Learning to love science fiction with Octavia E. Butler

0

Almost two decades ago, my sister gifted me Octavia E. Butler’s Kindred for Christmas and I admit I was skeptical. My preference for nonfiction and magical realism in a family of avid sci-fi and fantasy readers means that I often can’t finish recommended books from relatives. I enjoy the genre in movies and television, but often become disinterested reading it on the page.

But I promised to give Kindred a chance, and I’m glad I did. 

It follows a young black woman in an interracial marriage through time travel back to the Antebellum South, where she’s tasked again and again with saving the life of the plantation owner, also her ancestor, who eventually takes one of his slaves as his mistress. Challenging her readers to reckon with America’s history, Kindred introduced slavery into science fiction, as she draws on elements of African and African American mysticism and mythology in all her work.  

It took me years to pick up another one of Butler’s books, still skeptical of the genre, but intrigued by the concept behind Parable of the Sower, the first of two books in the Earthseed series. In some ways a precursor to recent bestsellers like Hunger Games and Divergent, Butler’s Parable follows a young girl in the post-apocalyptic, climate-destroyed world of the 2020s as she leaves the tribalism and safety of her neighborhood to head north, attracting others — the outcast, the vulnerable, the lonely — on the journey. Possessed with hyperempathy — or the ability to physically, viscerally, feel others’ pain and sensations — she becomes the de facto leader of the group as she develops a wholly new belief system (Earthseed) to prepare the group for life on another planet. 

Although she personally disliked being called a prophet, Butler’s work is prescient, warning us about human impacts on the changing climate and the leaders we’ve chosen, while urging mutual and communal reliance despite complex differences.

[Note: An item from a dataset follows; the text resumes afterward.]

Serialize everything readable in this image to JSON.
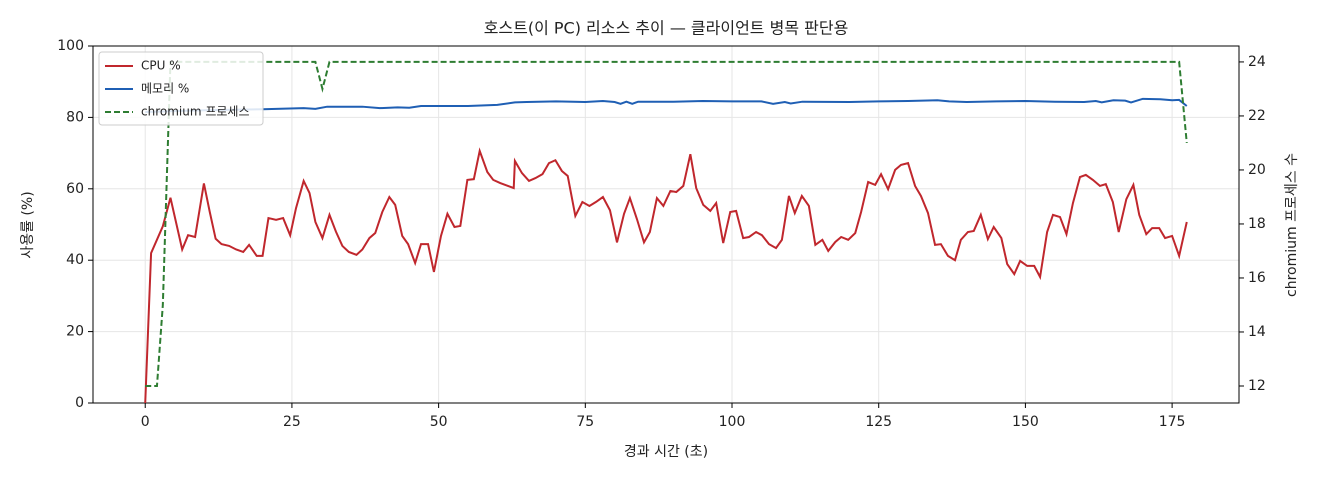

Her characters are deeply human — fallible, resilient, nuanced. Her stories expansive and evocative. In 1995, she became the first science-fiction writer to receive a MacArthur Fellowship, or “Genius Grant,” setting the stage for the many who have followed. Throughout her career, Butler won multiple Hugo and Nebula awards, recognizing her contribution to the science-fiction genre. 

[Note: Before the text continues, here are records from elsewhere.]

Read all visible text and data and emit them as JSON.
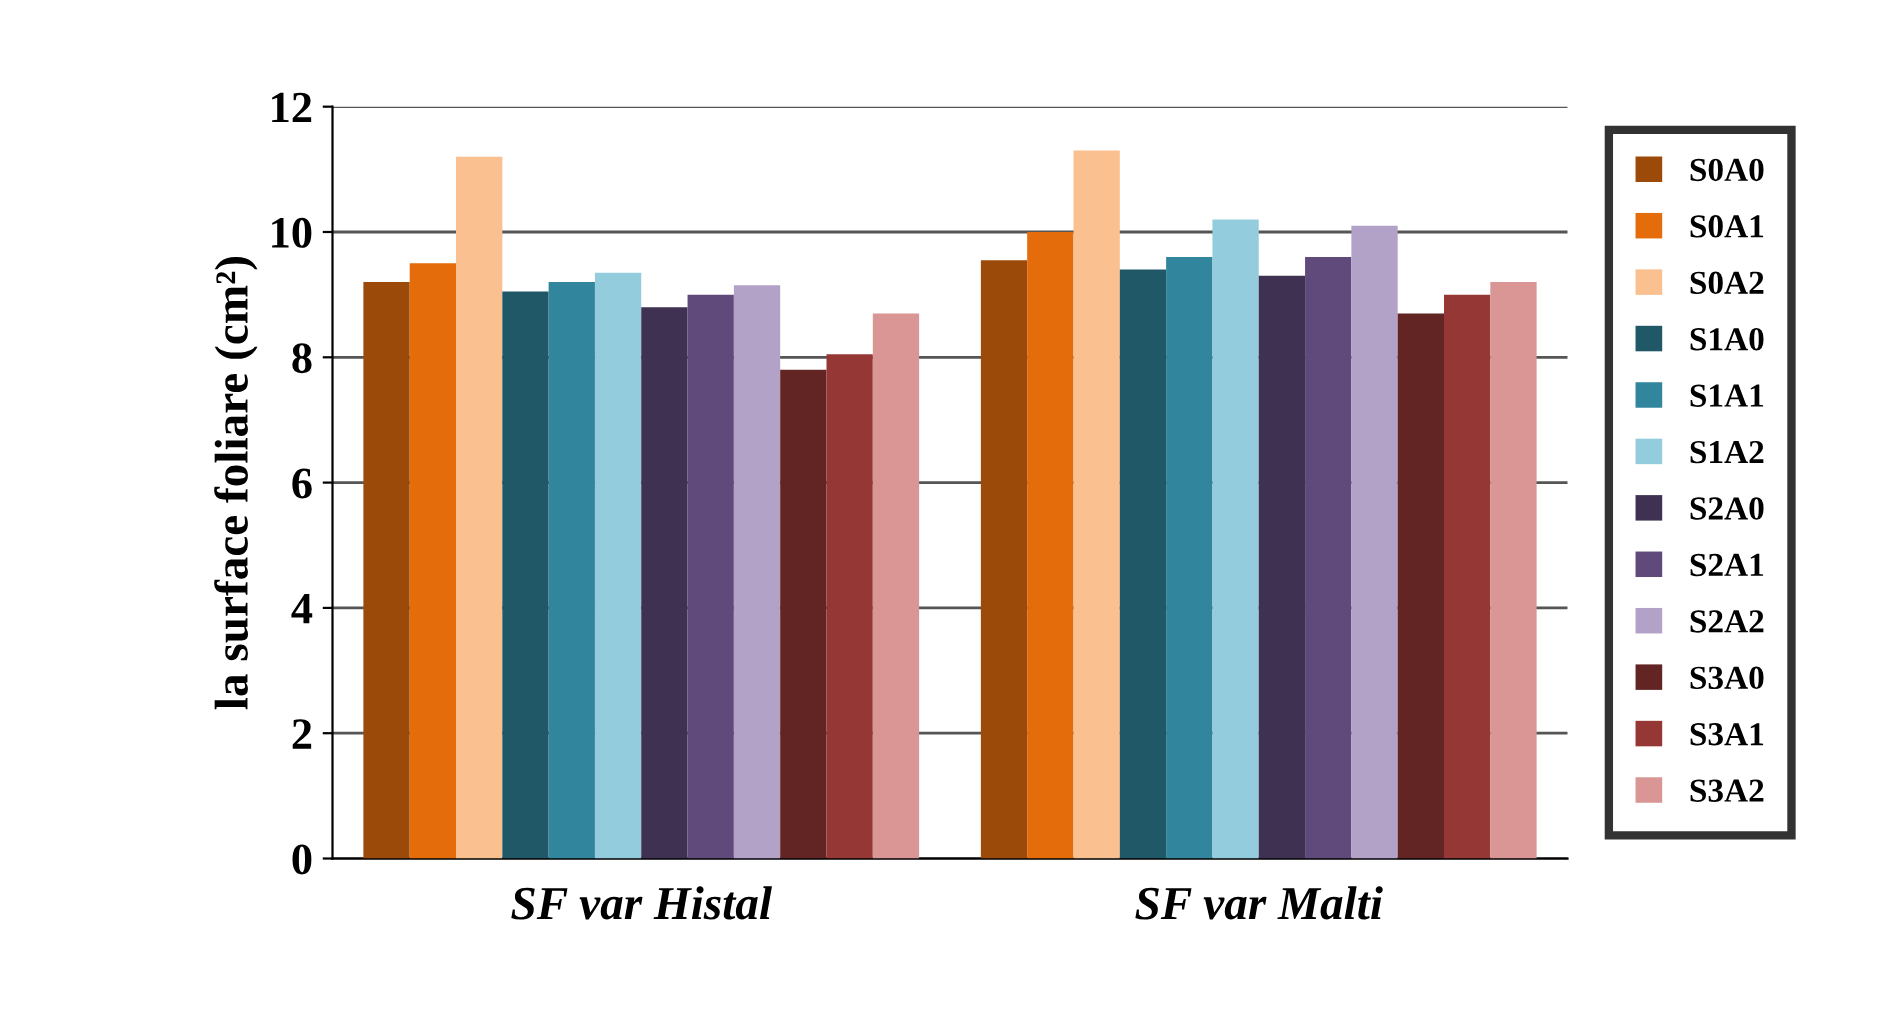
{
  "chart_data": {
    "type": "bar",
    "ylabel": "la surface foliare (cm²)",
    "categories": [
      "SF var Histal",
      "SF var Malti"
    ],
    "series": [
      {
        "name": "S0A0",
        "color": "#9c4a0a",
        "values": [
          9.2,
          9.55
        ]
      },
      {
        "name": "S0A1",
        "color": "#e46c0a",
        "values": [
          9.5,
          10.0
        ]
      },
      {
        "name": "S0A2",
        "color": "#fac090",
        "values": [
          11.2,
          11.3
        ]
      },
      {
        "name": "S1A0",
        "color": "#215868",
        "values": [
          9.05,
          9.4
        ]
      },
      {
        "name": "S1A1",
        "color": "#31859c",
        "values": [
          9.2,
          9.6
        ]
      },
      {
        "name": "S1A2",
        "color": "#93cddd",
        "values": [
          9.35,
          10.2
        ]
      },
      {
        "name": "S2A0",
        "color": "#3f3151",
        "values": [
          8.8,
          9.3
        ]
      },
      {
        "name": "S2A1",
        "color": "#604a7b",
        "values": [
          9.0,
          9.6
        ]
      },
      {
        "name": "S2A2",
        "color": "#b3a2c7",
        "values": [
          9.15,
          10.1
        ]
      },
      {
        "name": "S3A0",
        "color": "#632523",
        "values": [
          7.8,
          8.7
        ]
      },
      {
        "name": "S3A1",
        "color": "#953735",
        "values": [
          8.05,
          9.0
        ]
      },
      {
        "name": "S3A2",
        "color": "#d99694",
        "values": [
          8.7,
          9.2
        ]
      }
    ],
    "ylim": [
      0,
      12
    ],
    "yticks": [
      0,
      2,
      4,
      6,
      8,
      10,
      12
    ],
    "grid": "y",
    "legend": "right"
  }
}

Just this summer I found another trilogy of hers, Lilith’s Brood, at a small gift and coffee shop in Salida on the shelf next to this year’s required reading like Me and White Supremacy and How to be an Anti-Racist. As the state begins to shut down again this fall, I’ve been lost in the world of the Oankali: unearthly beings, extraterrestrials, who rescued Lilith, along with hundreds of other humans, from Earth 250 years ago following nuclear destruction. Now on the Oankali’s living ship, the humans, led by Lilith, are being prepared to repopulate the Earth by mixing genetically with the empathetic and healing beings whether they want to or not. A treatise on human transformation, it’s mesmerizing, haunting, visionary. 

Thanks to Butler, I guess I’m a sci-fi reader after all.